The conclusion from Drezner’s research was clear, and not unexpected in the first area. China’s reserves clearly endow it with greater policy autonomy, giving it the ability to deter US financial pressure on its domestic financial and economic policies. Developments since the publication of this research have confirmed this conclusion.
However in looking at China’s compellance ability against the US, the conclusion was also surprisingly clear: “the utility of financial statecraft is more circumscribed than current theories suggest.” In simple terms China could not compel the US to do China’s bidding despite its massive reserve holdings of US Treasuries. Particularly looking at 2008 and 2009 when the US was particularly weak and exposed in the financial and economic area the conclusion was stark. China’s efforts of financial statecraft did not appreciably affect US foreign and economic policies. The Chinese themselves acknowledged this: “The US is making policy decisions purely according to domestic considerations and is giving little thought to the outside world.” (Zhang Ming, economist at the Chinese Academy of Social Sciences, Reuters, May 19, 2009.) Subsequent events have not significantly changed this conclusion.

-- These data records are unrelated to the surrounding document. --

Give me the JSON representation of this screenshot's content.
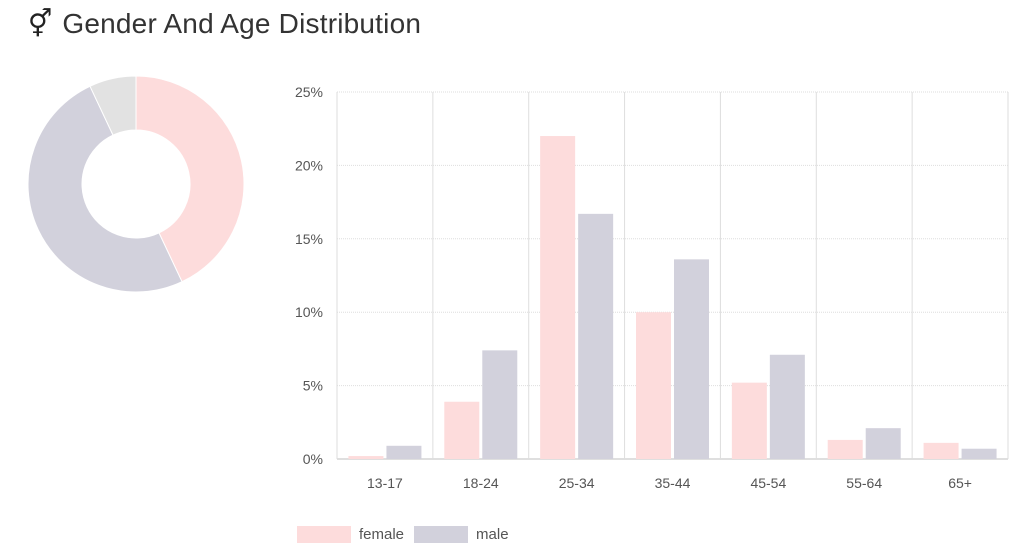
{
  "header": {
    "icon": "gender-icon",
    "icon_glyph": "⚥",
    "title": "Gender And Age Distribution"
  },
  "colors": {
    "female": "#fddcdc",
    "male": "#d2d1dc",
    "other": "#e2e2e2",
    "grid": "#dedede",
    "tick_text": "#555555"
  },
  "chart_data": [
    {
      "type": "pie",
      "variant": "donut",
      "slices": [
        {
          "name": "female",
          "value": 43
        },
        {
          "name": "male",
          "value": 50
        },
        {
          "name": "other",
          "value": 7
        }
      ]
    },
    {
      "type": "bar",
      "categories": [
        "13-17",
        "18-24",
        "25-34",
        "35-44",
        "45-54",
        "55-64",
        "65+"
      ],
      "series": [
        {
          "name": "female",
          "values": [
            0.2,
            3.9,
            22.0,
            10.0,
            5.2,
            1.3,
            1.1
          ]
        },
        {
          "name": "male",
          "values": [
            0.9,
            7.4,
            16.7,
            13.6,
            7.1,
            2.1,
            0.7
          ]
        }
      ],
      "ylim": [
        0,
        25
      ],
      "yticks": [
        "0%",
        "5%",
        "10%",
        "15%",
        "20%",
        "25%"
      ],
      "ytick_values": [
        0,
        5,
        10,
        15,
        20,
        25
      ],
      "grid": true,
      "legend": "bottom-left"
    }
  ]
}
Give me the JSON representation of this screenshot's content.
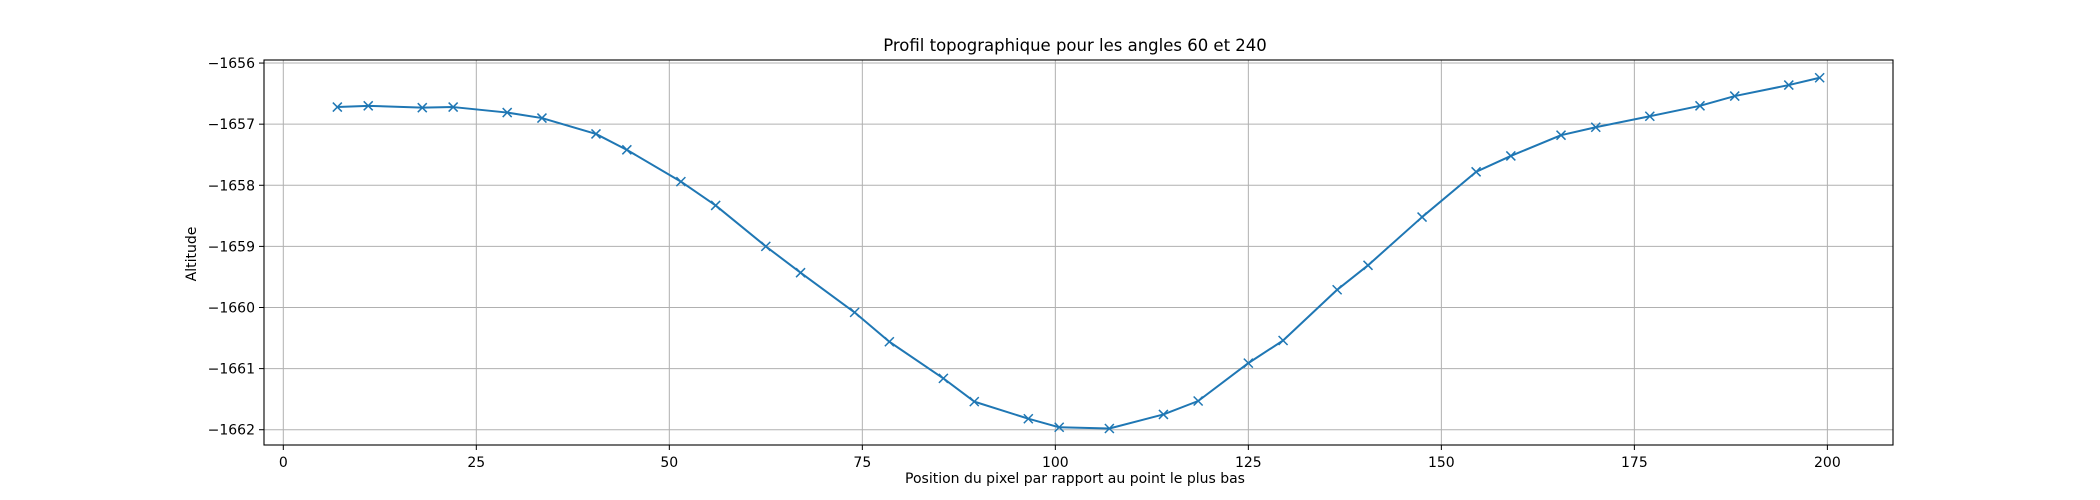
{
  "chart_data": {
    "type": "line",
    "title": "Profil topographique pour les angles 60 et 240",
    "xlabel": "Position du pixel par rapport au point le plus bas",
    "ylabel": "Altitude",
    "xlim": [
      -2.5,
      208.5
    ],
    "ylim": [
      -1662.25,
      -1655.95
    ],
    "xticks": [
      0,
      25,
      50,
      75,
      100,
      125,
      150,
      175,
      200
    ],
    "yticks": [
      -1656,
      -1657,
      -1658,
      -1659,
      -1660,
      -1661,
      -1662
    ],
    "xtick_labels": [
      "0",
      "25",
      "50",
      "75",
      "100",
      "125",
      "150",
      "175",
      "200"
    ],
    "ytick_labels": [
      "−1656",
      "−1657",
      "−1658",
      "−1659",
      "−1660",
      "−1661",
      "−1662"
    ],
    "grid": true,
    "marker": "x",
    "color": "#1f77b4",
    "series": [
      {
        "x": [
          7,
          11,
          18,
          22,
          29,
          33.5,
          40.5,
          44.5,
          51.5,
          56,
          62.5,
          67,
          74,
          78.5,
          85.5,
          89.5,
          96.5,
          100.5,
          107,
          114,
          118.5,
          125,
          129.5,
          136.5,
          140.5,
          147.5,
          154.5,
          159,
          165.5,
          170,
          177,
          183.5,
          188,
          195,
          199
        ],
        "y": [
          -1656.72,
          -1656.7,
          -1656.73,
          -1656.72,
          -1656.81,
          -1656.9,
          -1657.16,
          -1657.42,
          -1657.94,
          -1658.33,
          -1659.0,
          -1659.43,
          -1660.08,
          -1660.56,
          -1661.16,
          -1661.54,
          -1661.82,
          -1661.96,
          -1661.98,
          -1661.75,
          -1661.53,
          -1660.91,
          -1660.54,
          -1659.71,
          -1659.31,
          -1658.52,
          -1657.78,
          -1657.52,
          -1657.18,
          -1657.05,
          -1656.87,
          -1656.7,
          -1656.54,
          -1656.36,
          -1656.24
        ]
      }
    ]
  }
}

This broad area was touched on briefly at the Global Strategic Review of the International Institute for Strategic Studies in Geneva in early September 2010. Noting that at some stage China’s GDP could be greater than that of the US, the question arises- so what? Can GDP be actually used for power compellance purposes? The answer appears not, but most people do not stop and think beyond the obvious slogan.
The other frequently ignored side of the equation is the strength and depth of current Chinese economic and financial developments. A recent review essay [The Party: Impenetrable, All Powerful, by Ian Johnson, The New York Review of Books, September 30, 2010] details the continuing significant role of the Chinese Communist Party (with a membership of 78 million) and the “leading small groups”, which together control most facets of business, economic and financial life in China today. The resultant increase in state control of almost all activities is slowly squeezing out some foreign-owned businesses, and increasing the already high level of “crony state capitalism”, local protectionism and corruption. The future impact of this, already evident in many areas as set out in this review essay will be severe. In addition as the next stage of economic development requires a more open economic and social system (to foster innovation and creativity) China is beginning to hit a significant Catch-22. Either the communist party lets its control erode or its economic and financial performance will inevitably be degraded. Johnson concludes: ” None of that threatens the party in the near term, but this means it also lacks the impetus to reform. With China on top of the world, the party’s perch atop the country seems impregnable and yet more vulnerable than ever.”
Overall, for us the good news is that in the medium term it is likely that between China and the US, the incentive structures in global finance will closely resemble the logic of nuclear deterrence. A “balance of financial terror” (a.k.a. mutual dependence) clearly applies as Drezner puts it. This hopefully should lead to relatively peaceful coexistence between China and the US, albeit a relatively nervous one. That is certainly good news for the rest of the world.